社会のグラフ問題でも同じだが、初めのうちは解けなくても良い。1周目は、問題文の趣旨を箇条書きや図表で見栄えよく書き出すことをやり続けた。実際に解答に取り組んでみるのは2回目からだ。

不思議なもので、問題内容を箇条書きや図表にしていただけなのに、2回目では解答への取組みが始まるのである。考えてみると、これは何も不思議なことではなく、頭が整理されたから道筋が見えてきたのだ。

追記:結果的にこの年の両国中受験生は補欠5番(おそらく1点差!)で地元公立中に進学することになった。模試ではずっとA判定だったので私も油断して授業数を増やさなかった。くもん(算数・国語)しか通塾経験はなかったため、理社関係で知識と練習量が不足だったのではと反省している。

とはいえ、翌年にはまた白鴎中に合格させている(4年間で4人受けて3人合格1人補欠)。ほぼ同じ小学校の生徒を抱える近隣のEゼミナールが毎年20名近くを受験させて、ここ数年、合格者が0-2名であることを思えば、このやり方が間違っているとは現在も思っていない。
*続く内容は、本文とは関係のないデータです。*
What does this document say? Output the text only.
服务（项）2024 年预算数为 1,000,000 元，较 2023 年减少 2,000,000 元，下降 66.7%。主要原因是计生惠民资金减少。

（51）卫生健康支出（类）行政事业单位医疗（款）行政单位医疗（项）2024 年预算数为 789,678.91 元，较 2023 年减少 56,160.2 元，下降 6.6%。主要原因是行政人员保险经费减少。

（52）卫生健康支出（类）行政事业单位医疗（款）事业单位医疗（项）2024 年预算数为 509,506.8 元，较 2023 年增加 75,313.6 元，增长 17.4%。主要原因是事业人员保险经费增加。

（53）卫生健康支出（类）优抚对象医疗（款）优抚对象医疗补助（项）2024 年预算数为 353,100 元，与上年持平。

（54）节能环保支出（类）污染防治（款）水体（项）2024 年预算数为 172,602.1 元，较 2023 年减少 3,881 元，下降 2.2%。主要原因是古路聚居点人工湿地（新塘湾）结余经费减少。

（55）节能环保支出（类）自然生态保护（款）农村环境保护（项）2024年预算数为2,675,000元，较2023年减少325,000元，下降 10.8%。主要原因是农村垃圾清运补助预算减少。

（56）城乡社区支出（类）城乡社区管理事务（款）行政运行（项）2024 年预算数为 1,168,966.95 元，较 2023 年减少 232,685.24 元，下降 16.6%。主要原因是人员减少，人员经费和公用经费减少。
改訂版追記:両国中不合格の彼女はその後、地元の公立中進学後も当校への通塾を継続し、今春、日比谷高校に見事、合格した。一貫中受験への挑戦は超難関校合格に間違いなく役立った。

国語「主語と述語の発見」から


8月から週4回にしてもらったのは、理科と国語の論述問題に取り組んでもらうためである。理科への取り組みは、前述の算数思考問題や社会グラフ問題と同じやり方でよい。

理科を後回しにする理由は、社会のグラフ問題の方が少し取り組みやすいのではないか、というそれだけの理由だ。理科が先でも構わない。しかし、国語については明らかに後回しにしなければならない理由があった。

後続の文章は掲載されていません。